После «Мандата», премьера которого состоялась у Мейерхольда в 1925 году, после запрещения «Самоубийцы» в 1930 году проходили десятилетия, и какие десятилетия — эпоха ГУЛага, эпоха войны, ждановский послевоенный мор культуры, — но имя Эрдмана не исчезло. Новые поколения читателей и зрителей не читали и не видели двух его знаменитых пьес, но автор их все более превращался в легенду, в тайное, не востребованное до времени богатство. Как стихи Ахматовой, проза Бабеля, Пильняка, Платонова, Замятина и многих, многих других. На пространстве истории происходила, как и всегда, незримая, подспудная борьба между временщиками и творцами. На этом пространстве победу всегда одерживают вторые, хотя до своей победы доживают они редко. Увы, у истории другие сроки!
Однако если случаи запоздалого рождения или возрождения прозы и поэзии нередки, особенно теперь, то с пьесами дело обстоит по-другому. Такой это жанр. Слишком много условий должно совпасть, чтобы пьеса вновь зажила на подмостках, была поставлена не как историко-литературный факт, но как живой диалог сцены и зрительного зала, чем и является по природе своей спектакль. Ведь в зале сидят представители поколения «младого и незнакомого». Из пьес, написанных и поставленных в советское время, нежданное воскресение пережили не многие, единицы.

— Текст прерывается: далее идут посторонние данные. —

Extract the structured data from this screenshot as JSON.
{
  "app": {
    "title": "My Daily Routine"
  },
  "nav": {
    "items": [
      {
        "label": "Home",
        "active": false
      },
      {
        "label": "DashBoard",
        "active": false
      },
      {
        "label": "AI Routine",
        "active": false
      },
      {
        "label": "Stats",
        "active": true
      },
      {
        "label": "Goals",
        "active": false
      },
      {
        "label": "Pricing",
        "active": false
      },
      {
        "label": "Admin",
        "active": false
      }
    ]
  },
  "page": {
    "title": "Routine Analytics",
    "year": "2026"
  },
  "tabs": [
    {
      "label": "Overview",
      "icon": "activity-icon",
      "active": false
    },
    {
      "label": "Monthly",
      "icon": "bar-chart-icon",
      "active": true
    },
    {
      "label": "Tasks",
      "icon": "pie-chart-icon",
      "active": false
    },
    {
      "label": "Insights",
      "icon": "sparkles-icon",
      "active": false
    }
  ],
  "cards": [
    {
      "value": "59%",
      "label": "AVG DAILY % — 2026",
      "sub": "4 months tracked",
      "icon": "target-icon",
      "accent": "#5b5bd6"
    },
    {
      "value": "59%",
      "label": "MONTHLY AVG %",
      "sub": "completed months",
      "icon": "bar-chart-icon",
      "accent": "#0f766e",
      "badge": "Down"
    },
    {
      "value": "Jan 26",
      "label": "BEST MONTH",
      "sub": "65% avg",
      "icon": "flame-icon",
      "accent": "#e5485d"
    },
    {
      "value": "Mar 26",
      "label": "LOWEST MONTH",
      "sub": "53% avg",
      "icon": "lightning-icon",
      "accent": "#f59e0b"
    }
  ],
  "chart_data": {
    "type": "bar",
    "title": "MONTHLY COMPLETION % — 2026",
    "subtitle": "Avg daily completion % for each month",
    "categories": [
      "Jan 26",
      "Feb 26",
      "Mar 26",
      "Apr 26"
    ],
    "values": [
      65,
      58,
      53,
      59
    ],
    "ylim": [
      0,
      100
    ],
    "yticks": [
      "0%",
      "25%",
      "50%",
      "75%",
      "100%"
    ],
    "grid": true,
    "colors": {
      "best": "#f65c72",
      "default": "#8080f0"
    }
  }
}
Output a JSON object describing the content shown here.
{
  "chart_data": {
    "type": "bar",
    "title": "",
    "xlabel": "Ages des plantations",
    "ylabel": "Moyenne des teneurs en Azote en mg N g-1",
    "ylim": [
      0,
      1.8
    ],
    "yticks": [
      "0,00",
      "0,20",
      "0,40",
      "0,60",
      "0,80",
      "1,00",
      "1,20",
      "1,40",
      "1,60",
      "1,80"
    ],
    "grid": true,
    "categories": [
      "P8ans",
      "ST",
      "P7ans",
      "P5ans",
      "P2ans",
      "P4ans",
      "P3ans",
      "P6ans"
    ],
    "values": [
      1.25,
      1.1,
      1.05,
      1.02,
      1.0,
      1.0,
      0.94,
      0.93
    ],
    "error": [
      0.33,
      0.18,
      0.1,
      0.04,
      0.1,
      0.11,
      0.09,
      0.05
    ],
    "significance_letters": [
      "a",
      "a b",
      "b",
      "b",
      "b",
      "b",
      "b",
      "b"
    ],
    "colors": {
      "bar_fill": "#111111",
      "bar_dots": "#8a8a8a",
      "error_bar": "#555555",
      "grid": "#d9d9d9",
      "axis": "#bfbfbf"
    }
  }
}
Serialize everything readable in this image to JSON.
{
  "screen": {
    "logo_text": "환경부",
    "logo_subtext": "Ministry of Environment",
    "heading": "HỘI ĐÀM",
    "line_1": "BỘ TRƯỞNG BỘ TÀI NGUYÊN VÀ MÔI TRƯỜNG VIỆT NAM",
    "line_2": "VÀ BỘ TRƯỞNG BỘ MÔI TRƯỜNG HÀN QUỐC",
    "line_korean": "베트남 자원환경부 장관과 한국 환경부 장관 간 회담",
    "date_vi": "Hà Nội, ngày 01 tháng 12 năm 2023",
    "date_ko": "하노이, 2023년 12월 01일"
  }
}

Единицы появились и в нормальном читательском обиходе. Эрдман стоит особняком. Две его пьесы (в особенности «Самоубийца!») проросли сквозь время, как прорастает дерево сквозь каменную кладку разрушенных колоколен. Без «Мандата» и «Самоубийцы», как теперь очевидно, история нашей драматургии попросту невозможна. Не будь этих пьес, автор их остался бы в истории литературного быта как яркая звездочка, но именно быта, а не литературы. Это следует спокойно признать, хотя бы для того, чтоб не поддаваться магии академического исследования подробностей, которое особенно разрастается, как известно, в годы безвременья.